Asylum

ASYLUM APPLICATIONS

Asylum may be given to persons who are already residing in the United States and are unable or unwilling to return to their native country because of persecution or a well-founded fear of persecution on account of nationality, religion, political opinion, race or membership in a particular social group. If you are granted asylum, you will be allowed to live and work in the United States. Moreover, you will be able to apply for permanent resident status one year from the date you are granted asylum.

When you apply for political asylum, the petition may include your spouse and any unmarried children that are under the age of 21 as long as your spouse or children are in the United States. If your spouse or children happen to be outside of the United States they may be eligible to apply for derivative status.
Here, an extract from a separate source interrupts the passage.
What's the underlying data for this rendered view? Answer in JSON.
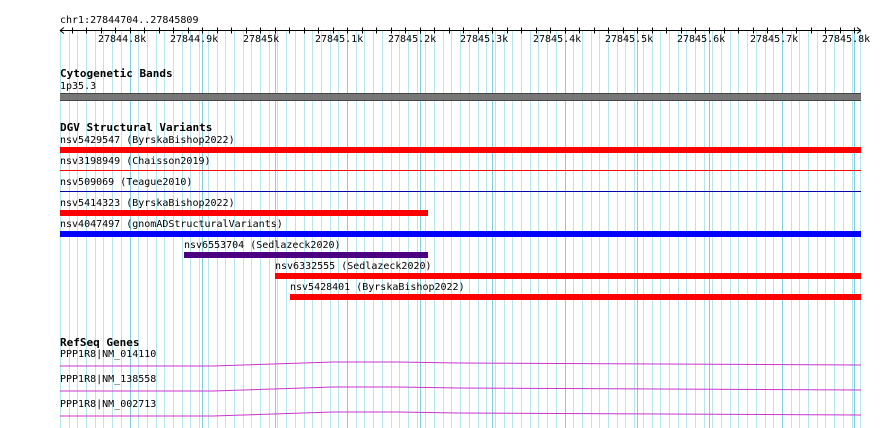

Refugee status and asylum status are two legal conditions that are closely related. The only difference between the two is the place where a person requests for the status. Asylum is asked for in the United States; refugee status is asked for outside of the United States. However, all people who are granted asylum must meet the definition of a refugee.


In order a person to be eligible for asylum in the United States, you must ask for asylum at a port-of-entry (airport, seaport or border crossing), or file an application within one year of your arrival to the United States. You may ask later than one year if conditions in your country have changed or if your personal circumstances have changed within the past year prior to you’re asking for asylum, and those changes of circumstances affected your eligibility for asylum. Additionaly you may well also be excused from the one year deadline if an extraordinary circumstance has prevented you from filing within the one year period after your arrival, so long as you apply within a reasonable time given those circumstances.

An application for asylum may be filed regardless of the immigration status you have, this means that you may apply for asylum even if you are illegally in the United States.

Furthermore, you must qualify for asylum under the definition of a refugee. Your eligibility will be based on the information you provide on your application and during an interview with an Immigration Judge or Asylum Officer. If you have been placed in removal (deportation) proceedings in Immigration Court, an Immigration Judge will hear you case and make a decision about your legal status in the United States. If you have not been placed in removal proceedings and apply with the INS, an Asylum Officer will interview you and decide whether you are eligible for asylum. Asylum Officers will grant asylum, deny asylum or refer the case to an Immigration Judge for a final decision. If an Asylum Officer decides that you are not eligible for asylum and you are in the United States illegally, the Asylum Officer will then place you in removal proceedings and refer your application to an Immigration Judge for a final decision. Immigration Judges may also decide on removal if an applicant is found ineligible for asylum and is illegally in the United States. If you are in valid immigrant or nonimmigrant status and the Asylum Officer finds that you are not eligible for asylum, the Asylum Officer will send you a notice explaining that the INS intends to deny your request for asylum. You will be given an opportunity to respond to that notice before a decision is made on your application.